30Gesù, in presenza dei suoi discepoli, fece molti altri segni che non sono stati scritti in questo libro. 31Ma questi sono stati scritti perché crediate che Gesù è il Cristo, il Figlio di Dio, e perché, credendo, abbiate la vita nel suo nome.

Il Vangelo oggi parla di ferite che Gesù non nasconde, ma quasi esibisce: il foro dei chiodi, toccalo! Il costato, puoi entrarci con una mano! Piaghe che non ci saremmo aspettati, convinti che la risurrezione avrebbe rimarginato, chiuso, cancellato per sempre le ferite del venerdì santo, le stigmate del dolore. E invece no. Perché la Pasqua non è il superamento gioioso della Passione, ne è la continuazione, il frutto maturo, la conseguenza.

Le piaghe restano, per sempre. Ed è proprio a causa di quelle che Cristo è stato risuscitato. L'amore ha scritto la sua storia sul corpo del Nazareno con la scrittura delle ferite: amore incancellabile, ferite incancellabili. E luminose: dalle piaghe del Risorto non sgorga più sangue, ma luce; le ferite non sfigurano, ma trasfigurano.

Allora capiamo che il cuore ferito con le sue cicatrici, il nostro come il suo, può diventare più capace d'amore, e di guarigione, possiamo tutti diventare dei «guaritori feriti» (Nouwen).

Proprio attraverso quelle ferite che ci parevano colpi duri o insensati della vita, diventiamo capaci di comprendere altri, di venire in aiuto ad altri nell'attraversare le stesse tempeste.

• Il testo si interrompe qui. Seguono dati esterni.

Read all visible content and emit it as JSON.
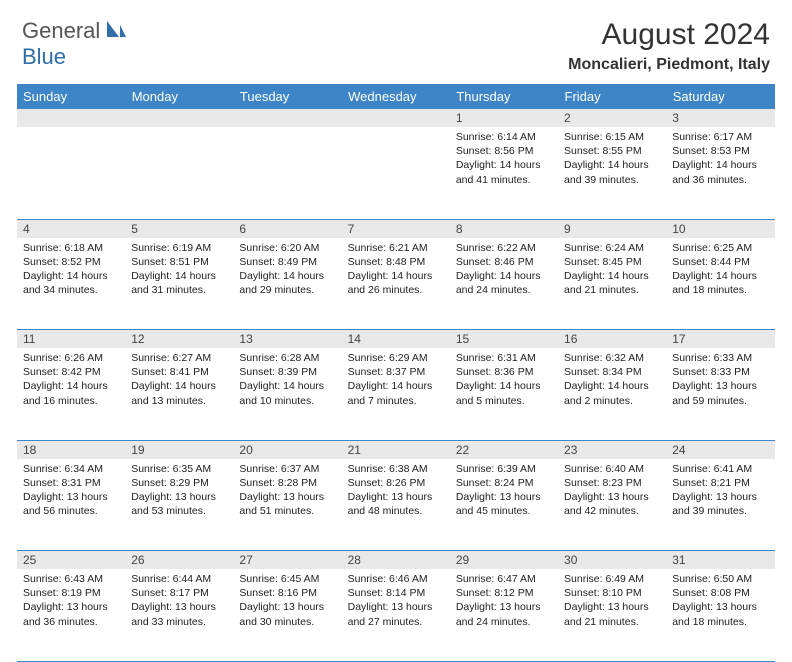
{
  "logo": {
    "part1": "General",
    "part2": "Blue"
  },
  "title": "August 2024",
  "location": "Moncalieri, Piedmont, Italy",
  "colors": {
    "header_bg": "#3d85c6",
    "header_text": "#ffffff",
    "daynum_bg": "#e8e8e8",
    "border": "#3d85c6",
    "logo_gray": "#555555",
    "logo_blue": "#2f6ea8"
  },
  "day_headers": [
    "Sunday",
    "Monday",
    "Tuesday",
    "Wednesday",
    "Thursday",
    "Friday",
    "Saturday"
  ],
  "weeks": [
    [
      null,
      null,
      null,
      null,
      {
        "n": "1",
        "sr": "Sunrise: 6:14 AM",
        "ss": "Sunset: 8:56 PM",
        "d1": "Daylight: 14 hours",
        "d2": "and 41 minutes."
      },
      {
        "n": "2",
        "sr": "Sunrise: 6:15 AM",
        "ss": "Sunset: 8:55 PM",
        "d1": "Daylight: 14 hours",
        "d2": "and 39 minutes."
      },
      {
        "n": "3",
        "sr": "Sunrise: 6:17 AM",
        "ss": "Sunset: 8:53 PM",
        "d1": "Daylight: 14 hours",
        "d2": "and 36 minutes."
      }
    ],
    [
      {
        "n": "4",
        "sr": "Sunrise: 6:18 AM",
        "ss": "Sunset: 8:52 PM",
        "d1": "Daylight: 14 hours",
        "d2": "and 34 minutes."
      },
      {
        "n": "5",
        "sr": "Sunrise: 6:19 AM",
        "ss": "Sunset: 8:51 PM",
        "d1": "Daylight: 14 hours",
        "d2": "and 31 minutes."
      },
      {
        "n": "6",
        "sr": "Sunrise: 6:20 AM",
        "ss": "Sunset: 8:49 PM",
        "d1": "Daylight: 14 hours",
        "d2": "and 29 minutes."
      },
      {
        "n": "7",
        "sr": "Sunrise: 6:21 AM",
        "ss": "Sunset: 8:48 PM",
        "d1": "Daylight: 14 hours",
        "d2": "and 26 minutes."
      },
      {
        "n": "8",
        "sr": "Sunrise: 6:22 AM",
        "ss": "Sunset: 8:46 PM",
        "d1": "Daylight: 14 hours",
        "d2": "and 24 minutes."
      },
      {
        "n": "9",
        "sr": "Sunrise: 6:24 AM",
        "ss": "Sunset: 8:45 PM",
        "d1": "Daylight: 14 hours",
        "d2": "and 21 minutes."
      },
      {
        "n": "10",
        "sr": "Sunrise: 6:25 AM",
        "ss": "Sunset: 8:44 PM",
        "d1": "Daylight: 14 hours",
        "d2": "and 18 minutes."
      }
    ],
    [
      {
        "n": "11",
        "sr": "Sunrise: 6:26 AM",
        "ss": "Sunset: 8:42 PM",
        "d1": "Daylight: 14 hours",
        "d2": "and 16 minutes."
      },
      {
        "n": "12",
        "sr": "Sunrise: 6:27 AM",
        "ss": "Sunset: 8:41 PM",
        "d1": "Daylight: 14 hours",
        "d2": "and 13 minutes."
      },
      {
        "n": "13",
        "sr": "Sunrise: 6:28 AM",
        "ss": "Sunset: 8:39 PM",
        "d1": "Daylight: 14 hours",
        "d2": "and 10 minutes."
      },
      {
        "n": "14",
        "sr": "Sunrise: 6:29 AM",
        "ss": "Sunset: 8:37 PM",
        "d1": "Daylight: 14 hours",
        "d2": "and 7 minutes."
      },
      {
        "n": "15",
        "sr": "Sunrise: 6:31 AM",
        "ss": "Sunset: 8:36 PM",
        "d1": "Daylight: 14 hours",
        "d2": "and 5 minutes."
      },
      {
        "n": "16",
        "sr": "Sunrise: 6:32 AM",
        "ss": "Sunset: 8:34 PM",
        "d1": "Daylight: 14 hours",
        "d2": "and 2 minutes."
      },
      {
        "n": "17",
        "sr": "Sunrise: 6:33 AM",
        "ss": "Sunset: 8:33 PM",
        "d1": "Daylight: 13 hours",
        "d2": "and 59 minutes."
      }
    ],
    [
      {
        "n": "18",
        "sr": "Sunrise: 6:34 AM",
        "ss": "Sunset: 8:31 PM",
        "d1": "Daylight: 13 hours",
        "d2": "and 56 minutes."
      },
      {
        "n": "19",
        "sr": "Sunrise: 6:35 AM",
        "ss": "Sunset: 8:29 PM",
        "d1": "Daylight: 13 hours",
        "d2": "and 53 minutes."
      },
      {
        "n": "20",
        "sr": "Sunrise: 6:37 AM",
        "ss": "Sunset: 8:28 PM",
        "d1": "Daylight: 13 hours",
        "d2": "and 51 minutes."
      },
      {
        "n": "21",
        "sr": "Sunrise: 6:38 AM",
        "ss": "Sunset: 8:26 PM",
        "d1": "Daylight: 13 hours",
        "d2": "and 48 minutes."
      },
      {
        "n": "22",
        "sr": "Sunrise: 6:39 AM",
        "ss": "Sunset: 8:24 PM",
        "d1": "Daylight: 13 hours",
        "d2": "and 45 minutes."
      },
      {
        "n": "23",
        "sr": "Sunrise: 6:40 AM",
        "ss": "Sunset: 8:23 PM",
        "d1": "Daylight: 13 hours",
        "d2": "and 42 minutes."
      },
      {
        "n": "24",
        "sr": "Sunrise: 6:41 AM",
        "ss": "Sunset: 8:21 PM",
        "d1": "Daylight: 13 hours",
        "d2": "and 39 minutes."
      }
    ],
    [
      {
        "n": "25",
        "sr": "Sunrise: 6:43 AM",
        "ss": "Sunset: 8:19 PM",
        "d1": "Daylight: 13 hours",
        "d2": "and 36 minutes."
      },
      {
        "n": "26",
        "sr": "Sunrise: 6:44 AM",
        "ss": "Sunset: 8:17 PM",
        "d1": "Daylight: 13 hours",
        "d2": "and 33 minutes."
      },
      {
        "n": "27",
        "sr": "Sunrise: 6:45 AM",
        "ss": "Sunset: 8:16 PM",
        "d1": "Daylight: 13 hours",
        "d2": "and 30 minutes."
      },
      {
        "n": "28",
        "sr": "Sunrise: 6:46 AM",
        "ss": "Sunset: 8:14 PM",
        "d1": "Daylight: 13 hours",
        "d2": "and 27 minutes."
      },
      {
        "n": "29",
        "sr": "Sunrise: 6:47 AM",
        "ss": "Sunset: 8:12 PM",
        "d1": "Daylight: 13 hours",
        "d2": "and 24 minutes."
      },
      {
        "n": "30",
        "sr": "Sunrise: 6:49 AM",
        "ss": "Sunset: 8:10 PM",
        "d1": "Daylight: 13 hours",
        "d2": "and 21 minutes."
      },
      {
        "n": "31",
        "sr": "Sunrise: 6:50 AM",
        "ss": "Sunset: 8:08 PM",
        "d1": "Daylight: 13 hours",
        "d2": "and 18 minutes."
      }
    ]
  ]
}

La nostra debolezza allora, come quella di Pietro, dei discepoli, di Maddalena, non è un ostacolo, ma una risorsa per meglio seguire il Signore, per meglio venire in aiuto ad altri. La debolezza non è più un limite, ma si trasfigura in opportunità. Per tre volte il Vangelo oggi parla di pace donata da Gesù. E la sua pace scende nei nostri cuori stanchi e paurosi, scende sulla nostra vicenda di peccatori sconfitti, sulle nostre delusioni. Ed è a questa esperienza di pace che Tommaso si arrende, neppure sappiamo se abbia toccato il corpo del Risorto. È alla pace che si arrende, passando dall'incredulità all'estasi. Così noi e la nostra fede a questa esperienza ci arrendiamo, a questa promessa, a questo incoraggiamento tenace che può attraversare tutta la tristezza della vita e i deserti sanguinosi della storia.

Beati quelli che senza aver visto crederanno. Beatitudine che finalmente sento mia. Le altre le ho sentite troppo difficili, cose per pochi coraggiosi, per pochi veramente affamati d'immenso, questa la sento mia, consolante: credere senza aver veduto. Finalmente una beatitudine per tutti, per chi fa fatica, per chi cerca a tentoni, per chi non vede. Felicità, dice Gesù, per quanti credono. Per loro una vita non diventata più facile, ma una vita più piena e appassionata, ferita e vibrante, ferita e luminosa, piagata e guaritrice.

Ultima parola di Cristo: la fede è il rischio di essere felici. Così termina il Vangelo, così inizia il nostro discepolato. Col rischio di essere felici portando le nostre piaghe di luce.